Whether blister needs treatment depends on the situation. If the blisters are small, not ruptured, and not very painful, it is best to ignore them. Generally, as long as the blister is not particularly serious, it can heal itself, because there is a thin protective film on the blister itself. As long as you don't pierce it, it will grow slowly. On the contrary, if you pierce it , May cause the probability of infection, once the wound is infected, it will be very troublesome to handle. So, as long as the blisters don't make you feel pain, I suggest you wait for it to grow up slowly.

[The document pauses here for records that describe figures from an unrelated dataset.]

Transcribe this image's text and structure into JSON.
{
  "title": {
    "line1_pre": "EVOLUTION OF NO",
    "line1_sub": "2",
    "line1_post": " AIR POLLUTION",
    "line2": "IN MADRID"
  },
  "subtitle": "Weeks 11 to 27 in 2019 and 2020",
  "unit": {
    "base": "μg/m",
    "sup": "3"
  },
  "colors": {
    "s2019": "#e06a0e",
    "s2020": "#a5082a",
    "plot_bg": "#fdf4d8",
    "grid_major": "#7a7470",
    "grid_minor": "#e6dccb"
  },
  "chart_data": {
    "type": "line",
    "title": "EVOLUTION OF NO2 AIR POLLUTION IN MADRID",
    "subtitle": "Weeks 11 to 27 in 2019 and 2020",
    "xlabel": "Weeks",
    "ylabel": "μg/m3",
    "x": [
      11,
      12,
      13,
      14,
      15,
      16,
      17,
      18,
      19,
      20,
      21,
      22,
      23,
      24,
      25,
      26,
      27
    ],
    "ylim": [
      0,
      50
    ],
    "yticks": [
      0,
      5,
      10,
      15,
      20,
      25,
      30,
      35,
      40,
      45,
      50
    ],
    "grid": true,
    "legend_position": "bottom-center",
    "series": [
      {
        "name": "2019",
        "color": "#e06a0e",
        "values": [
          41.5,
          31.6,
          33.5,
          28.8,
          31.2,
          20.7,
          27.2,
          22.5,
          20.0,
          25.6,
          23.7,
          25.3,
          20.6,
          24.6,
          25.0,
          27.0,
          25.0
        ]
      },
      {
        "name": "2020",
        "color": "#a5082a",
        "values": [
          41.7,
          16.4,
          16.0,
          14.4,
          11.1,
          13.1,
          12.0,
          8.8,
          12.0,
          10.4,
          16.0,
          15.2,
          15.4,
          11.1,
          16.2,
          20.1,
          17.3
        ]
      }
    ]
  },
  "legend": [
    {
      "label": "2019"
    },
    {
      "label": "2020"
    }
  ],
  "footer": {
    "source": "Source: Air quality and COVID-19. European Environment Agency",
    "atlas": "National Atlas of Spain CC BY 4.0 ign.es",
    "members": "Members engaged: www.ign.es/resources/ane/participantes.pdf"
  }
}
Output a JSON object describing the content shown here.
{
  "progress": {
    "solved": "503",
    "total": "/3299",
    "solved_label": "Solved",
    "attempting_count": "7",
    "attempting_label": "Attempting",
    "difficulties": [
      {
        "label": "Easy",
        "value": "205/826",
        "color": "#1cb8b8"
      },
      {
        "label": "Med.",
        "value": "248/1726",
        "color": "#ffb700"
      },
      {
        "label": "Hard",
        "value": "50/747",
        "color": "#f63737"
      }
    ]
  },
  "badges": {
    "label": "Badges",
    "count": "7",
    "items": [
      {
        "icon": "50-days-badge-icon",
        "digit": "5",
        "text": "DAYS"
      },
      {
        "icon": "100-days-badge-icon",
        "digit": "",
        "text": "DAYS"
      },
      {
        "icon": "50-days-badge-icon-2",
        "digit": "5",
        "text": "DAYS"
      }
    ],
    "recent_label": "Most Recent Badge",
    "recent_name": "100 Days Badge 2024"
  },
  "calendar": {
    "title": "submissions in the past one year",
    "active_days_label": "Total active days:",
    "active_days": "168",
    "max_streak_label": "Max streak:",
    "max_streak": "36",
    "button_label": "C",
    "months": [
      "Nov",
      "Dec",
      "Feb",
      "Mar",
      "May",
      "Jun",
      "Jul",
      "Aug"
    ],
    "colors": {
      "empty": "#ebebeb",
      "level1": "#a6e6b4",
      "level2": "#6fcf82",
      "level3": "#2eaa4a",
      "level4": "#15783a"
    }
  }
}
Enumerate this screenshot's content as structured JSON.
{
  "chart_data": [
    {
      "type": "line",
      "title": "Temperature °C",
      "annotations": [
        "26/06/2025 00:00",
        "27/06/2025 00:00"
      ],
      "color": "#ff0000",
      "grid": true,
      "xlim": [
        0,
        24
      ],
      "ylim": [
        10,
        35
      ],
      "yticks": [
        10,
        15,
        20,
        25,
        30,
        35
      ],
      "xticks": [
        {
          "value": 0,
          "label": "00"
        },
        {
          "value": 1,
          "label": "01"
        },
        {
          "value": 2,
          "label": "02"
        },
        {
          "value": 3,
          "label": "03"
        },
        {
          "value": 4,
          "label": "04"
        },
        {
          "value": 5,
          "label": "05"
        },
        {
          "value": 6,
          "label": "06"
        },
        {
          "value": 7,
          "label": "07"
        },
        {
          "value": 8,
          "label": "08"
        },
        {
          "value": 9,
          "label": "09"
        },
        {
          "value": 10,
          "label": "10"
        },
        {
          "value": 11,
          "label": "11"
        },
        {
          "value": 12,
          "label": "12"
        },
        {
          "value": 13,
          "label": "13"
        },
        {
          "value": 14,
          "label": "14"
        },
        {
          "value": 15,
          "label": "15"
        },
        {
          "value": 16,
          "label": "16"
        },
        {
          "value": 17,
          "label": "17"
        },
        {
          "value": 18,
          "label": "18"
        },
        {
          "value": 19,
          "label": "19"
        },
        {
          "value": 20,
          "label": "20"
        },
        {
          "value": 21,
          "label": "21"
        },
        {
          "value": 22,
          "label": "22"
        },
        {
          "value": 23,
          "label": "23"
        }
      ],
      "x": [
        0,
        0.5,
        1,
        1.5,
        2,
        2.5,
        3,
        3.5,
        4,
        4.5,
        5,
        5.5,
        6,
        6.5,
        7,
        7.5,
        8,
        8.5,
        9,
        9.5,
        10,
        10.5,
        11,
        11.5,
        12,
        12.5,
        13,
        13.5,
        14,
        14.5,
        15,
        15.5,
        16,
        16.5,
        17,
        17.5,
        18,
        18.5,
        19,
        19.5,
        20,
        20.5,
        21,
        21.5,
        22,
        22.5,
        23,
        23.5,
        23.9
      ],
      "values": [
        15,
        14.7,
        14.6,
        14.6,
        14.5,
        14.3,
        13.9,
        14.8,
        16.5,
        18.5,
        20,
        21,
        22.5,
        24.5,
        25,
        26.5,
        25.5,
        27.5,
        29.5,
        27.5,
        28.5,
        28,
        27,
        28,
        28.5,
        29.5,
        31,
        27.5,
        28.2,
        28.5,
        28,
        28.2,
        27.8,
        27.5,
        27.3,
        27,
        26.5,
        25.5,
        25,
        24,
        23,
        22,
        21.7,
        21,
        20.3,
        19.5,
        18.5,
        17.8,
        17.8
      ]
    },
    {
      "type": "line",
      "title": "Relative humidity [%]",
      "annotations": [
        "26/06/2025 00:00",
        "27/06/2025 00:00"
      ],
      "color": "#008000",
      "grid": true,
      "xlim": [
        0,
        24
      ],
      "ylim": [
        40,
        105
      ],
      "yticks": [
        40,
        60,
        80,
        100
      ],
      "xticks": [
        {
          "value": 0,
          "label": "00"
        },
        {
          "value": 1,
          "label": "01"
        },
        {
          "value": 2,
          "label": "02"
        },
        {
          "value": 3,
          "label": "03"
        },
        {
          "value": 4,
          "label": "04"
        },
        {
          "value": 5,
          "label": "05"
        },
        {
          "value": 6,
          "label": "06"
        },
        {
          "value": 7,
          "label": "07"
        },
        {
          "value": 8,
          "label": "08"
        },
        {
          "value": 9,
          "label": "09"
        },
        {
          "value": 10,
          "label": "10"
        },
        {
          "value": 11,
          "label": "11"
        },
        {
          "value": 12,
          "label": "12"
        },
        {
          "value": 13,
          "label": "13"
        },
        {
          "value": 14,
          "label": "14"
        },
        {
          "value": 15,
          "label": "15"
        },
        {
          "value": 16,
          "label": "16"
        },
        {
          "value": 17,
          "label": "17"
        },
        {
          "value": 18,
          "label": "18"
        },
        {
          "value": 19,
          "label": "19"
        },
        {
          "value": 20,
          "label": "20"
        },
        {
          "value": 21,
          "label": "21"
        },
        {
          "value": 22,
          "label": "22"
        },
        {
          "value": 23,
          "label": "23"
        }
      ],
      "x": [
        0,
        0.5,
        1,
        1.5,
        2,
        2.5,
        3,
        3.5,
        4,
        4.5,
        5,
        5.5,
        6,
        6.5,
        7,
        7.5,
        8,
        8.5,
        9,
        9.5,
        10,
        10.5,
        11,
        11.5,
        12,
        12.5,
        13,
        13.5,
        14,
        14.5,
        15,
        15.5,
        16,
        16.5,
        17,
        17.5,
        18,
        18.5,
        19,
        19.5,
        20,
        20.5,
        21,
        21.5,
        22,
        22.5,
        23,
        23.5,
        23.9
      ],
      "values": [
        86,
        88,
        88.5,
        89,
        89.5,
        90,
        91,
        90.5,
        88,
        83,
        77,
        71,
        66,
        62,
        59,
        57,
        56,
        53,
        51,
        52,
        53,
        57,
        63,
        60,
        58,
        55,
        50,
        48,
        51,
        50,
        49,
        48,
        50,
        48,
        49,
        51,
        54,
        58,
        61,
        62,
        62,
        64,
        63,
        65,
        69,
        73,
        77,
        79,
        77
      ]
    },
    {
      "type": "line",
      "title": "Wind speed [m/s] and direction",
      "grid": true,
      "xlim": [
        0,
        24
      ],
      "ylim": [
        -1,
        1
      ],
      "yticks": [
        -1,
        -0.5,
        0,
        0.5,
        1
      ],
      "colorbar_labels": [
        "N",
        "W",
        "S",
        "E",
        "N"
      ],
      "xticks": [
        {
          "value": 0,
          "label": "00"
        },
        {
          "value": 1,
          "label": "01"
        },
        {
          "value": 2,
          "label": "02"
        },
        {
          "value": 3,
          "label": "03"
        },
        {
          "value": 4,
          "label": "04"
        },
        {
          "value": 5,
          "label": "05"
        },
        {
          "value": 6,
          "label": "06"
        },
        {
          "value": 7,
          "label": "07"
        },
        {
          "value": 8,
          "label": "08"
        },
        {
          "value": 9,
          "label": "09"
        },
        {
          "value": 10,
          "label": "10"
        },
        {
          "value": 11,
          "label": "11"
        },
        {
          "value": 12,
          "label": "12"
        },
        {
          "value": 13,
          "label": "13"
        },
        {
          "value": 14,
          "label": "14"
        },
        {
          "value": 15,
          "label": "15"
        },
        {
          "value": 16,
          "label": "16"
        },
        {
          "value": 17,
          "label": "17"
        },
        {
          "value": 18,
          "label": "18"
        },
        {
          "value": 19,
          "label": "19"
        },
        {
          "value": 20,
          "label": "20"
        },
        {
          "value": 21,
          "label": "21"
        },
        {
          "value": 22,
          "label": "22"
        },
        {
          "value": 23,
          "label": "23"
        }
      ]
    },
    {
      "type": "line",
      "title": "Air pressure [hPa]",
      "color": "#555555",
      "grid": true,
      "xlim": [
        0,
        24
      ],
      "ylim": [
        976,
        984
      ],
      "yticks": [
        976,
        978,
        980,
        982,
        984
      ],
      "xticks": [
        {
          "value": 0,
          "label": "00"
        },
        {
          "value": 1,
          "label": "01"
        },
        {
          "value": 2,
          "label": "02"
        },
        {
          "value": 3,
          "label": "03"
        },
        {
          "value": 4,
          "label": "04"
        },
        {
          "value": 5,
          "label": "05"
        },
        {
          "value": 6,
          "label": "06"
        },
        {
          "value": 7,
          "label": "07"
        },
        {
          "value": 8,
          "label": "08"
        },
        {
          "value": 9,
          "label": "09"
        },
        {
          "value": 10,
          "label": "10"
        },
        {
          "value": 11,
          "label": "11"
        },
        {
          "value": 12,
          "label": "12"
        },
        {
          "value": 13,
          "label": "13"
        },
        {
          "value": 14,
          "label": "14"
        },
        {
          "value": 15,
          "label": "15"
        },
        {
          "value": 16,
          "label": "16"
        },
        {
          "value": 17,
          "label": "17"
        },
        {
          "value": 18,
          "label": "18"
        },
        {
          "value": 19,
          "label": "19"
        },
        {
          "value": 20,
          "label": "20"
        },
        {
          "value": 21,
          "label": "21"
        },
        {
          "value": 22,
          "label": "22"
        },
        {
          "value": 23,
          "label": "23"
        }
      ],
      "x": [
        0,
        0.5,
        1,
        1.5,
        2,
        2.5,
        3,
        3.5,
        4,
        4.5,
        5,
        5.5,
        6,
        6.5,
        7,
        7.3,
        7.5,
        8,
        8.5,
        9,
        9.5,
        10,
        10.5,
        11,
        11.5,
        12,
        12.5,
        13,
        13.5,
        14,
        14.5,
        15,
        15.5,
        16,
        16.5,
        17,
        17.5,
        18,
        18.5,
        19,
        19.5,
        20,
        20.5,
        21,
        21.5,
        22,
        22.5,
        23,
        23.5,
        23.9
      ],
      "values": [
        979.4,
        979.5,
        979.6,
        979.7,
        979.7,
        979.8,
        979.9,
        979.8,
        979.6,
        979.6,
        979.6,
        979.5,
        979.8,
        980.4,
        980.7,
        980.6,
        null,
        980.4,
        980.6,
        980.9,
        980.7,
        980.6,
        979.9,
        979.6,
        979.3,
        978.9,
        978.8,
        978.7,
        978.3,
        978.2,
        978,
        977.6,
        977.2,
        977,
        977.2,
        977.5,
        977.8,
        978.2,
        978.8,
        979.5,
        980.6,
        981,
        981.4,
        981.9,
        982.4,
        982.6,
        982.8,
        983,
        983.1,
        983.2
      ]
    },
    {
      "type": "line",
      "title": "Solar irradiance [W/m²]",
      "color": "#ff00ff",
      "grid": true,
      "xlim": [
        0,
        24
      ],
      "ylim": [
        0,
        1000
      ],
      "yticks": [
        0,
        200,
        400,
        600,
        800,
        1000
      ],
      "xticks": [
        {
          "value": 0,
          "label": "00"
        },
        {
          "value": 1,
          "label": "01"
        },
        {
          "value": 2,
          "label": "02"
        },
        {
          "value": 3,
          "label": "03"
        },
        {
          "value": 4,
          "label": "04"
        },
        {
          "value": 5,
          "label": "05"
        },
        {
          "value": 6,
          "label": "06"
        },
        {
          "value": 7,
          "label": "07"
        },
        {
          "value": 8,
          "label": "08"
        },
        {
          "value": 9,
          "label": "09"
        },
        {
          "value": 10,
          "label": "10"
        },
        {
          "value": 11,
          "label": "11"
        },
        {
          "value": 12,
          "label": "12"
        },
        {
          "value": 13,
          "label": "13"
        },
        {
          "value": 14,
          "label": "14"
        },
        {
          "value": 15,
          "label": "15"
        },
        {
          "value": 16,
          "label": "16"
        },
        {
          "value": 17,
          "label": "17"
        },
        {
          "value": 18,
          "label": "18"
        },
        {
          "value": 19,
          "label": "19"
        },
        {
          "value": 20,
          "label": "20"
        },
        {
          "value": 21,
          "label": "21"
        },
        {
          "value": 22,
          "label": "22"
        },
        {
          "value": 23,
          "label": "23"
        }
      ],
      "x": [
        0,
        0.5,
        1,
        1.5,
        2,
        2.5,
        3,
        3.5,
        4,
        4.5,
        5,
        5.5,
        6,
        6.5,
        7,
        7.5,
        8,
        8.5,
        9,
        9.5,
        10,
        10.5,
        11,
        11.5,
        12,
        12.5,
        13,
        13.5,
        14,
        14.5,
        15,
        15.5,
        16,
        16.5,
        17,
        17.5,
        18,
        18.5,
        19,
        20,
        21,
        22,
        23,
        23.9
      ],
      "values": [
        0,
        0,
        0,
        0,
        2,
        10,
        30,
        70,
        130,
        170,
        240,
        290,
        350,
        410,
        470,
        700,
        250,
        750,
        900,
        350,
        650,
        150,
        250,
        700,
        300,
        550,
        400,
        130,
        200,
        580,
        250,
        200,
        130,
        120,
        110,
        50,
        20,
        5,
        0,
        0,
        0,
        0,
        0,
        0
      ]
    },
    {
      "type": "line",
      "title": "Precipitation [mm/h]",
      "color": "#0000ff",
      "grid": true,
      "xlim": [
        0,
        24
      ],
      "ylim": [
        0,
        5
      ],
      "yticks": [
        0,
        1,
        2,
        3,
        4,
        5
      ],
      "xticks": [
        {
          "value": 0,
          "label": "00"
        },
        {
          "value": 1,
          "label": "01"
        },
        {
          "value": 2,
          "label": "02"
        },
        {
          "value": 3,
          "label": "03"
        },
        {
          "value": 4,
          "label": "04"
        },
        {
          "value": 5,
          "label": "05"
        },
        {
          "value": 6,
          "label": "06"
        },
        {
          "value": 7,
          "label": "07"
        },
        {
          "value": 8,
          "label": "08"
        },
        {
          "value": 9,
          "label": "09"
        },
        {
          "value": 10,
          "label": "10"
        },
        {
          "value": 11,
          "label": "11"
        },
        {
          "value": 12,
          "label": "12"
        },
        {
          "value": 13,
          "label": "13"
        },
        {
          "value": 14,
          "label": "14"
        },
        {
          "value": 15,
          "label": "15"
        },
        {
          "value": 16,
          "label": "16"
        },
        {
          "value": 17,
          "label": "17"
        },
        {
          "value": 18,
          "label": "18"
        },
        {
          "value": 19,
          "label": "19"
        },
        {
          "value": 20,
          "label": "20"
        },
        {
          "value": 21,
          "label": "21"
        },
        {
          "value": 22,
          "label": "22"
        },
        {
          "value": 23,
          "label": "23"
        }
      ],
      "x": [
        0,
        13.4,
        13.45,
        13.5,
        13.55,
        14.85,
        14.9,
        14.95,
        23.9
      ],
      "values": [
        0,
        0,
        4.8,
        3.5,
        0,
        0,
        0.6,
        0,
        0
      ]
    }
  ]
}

If the blister is on your feet, it is best to cover it with gauze or a wound dressing to prevent further friction and pressure, causing it to swell further and possibly rupture on its own, while also allowing it to breathe. If the blisters break by themselves, allow the fluid to dry, clean up the area, and then wrap it with a dry, sterile bandage until it heals.
If the blisters are large or painful-especially if the activity is not completed (for example, you are hiking), follow these steps to drain the blisters and put on the blisters: Make a small puncture on the wound with a sterile needle and find a piece that has been disinfected After passing the gauze or towel, gently squeeze from the pinhole, so that the secretions in the blisters can be discharged. Do not tear off the layer of skin above the blister, because that layer of skin can provide good protection. If you remove that layer of protective film, it will cause damage to the injured skin and increase infection. Odds. Then apply antibiotic ointment on the blister and cover it, and cover the blister area with gauze or bandage to prevent it from further rubbing and squeezing.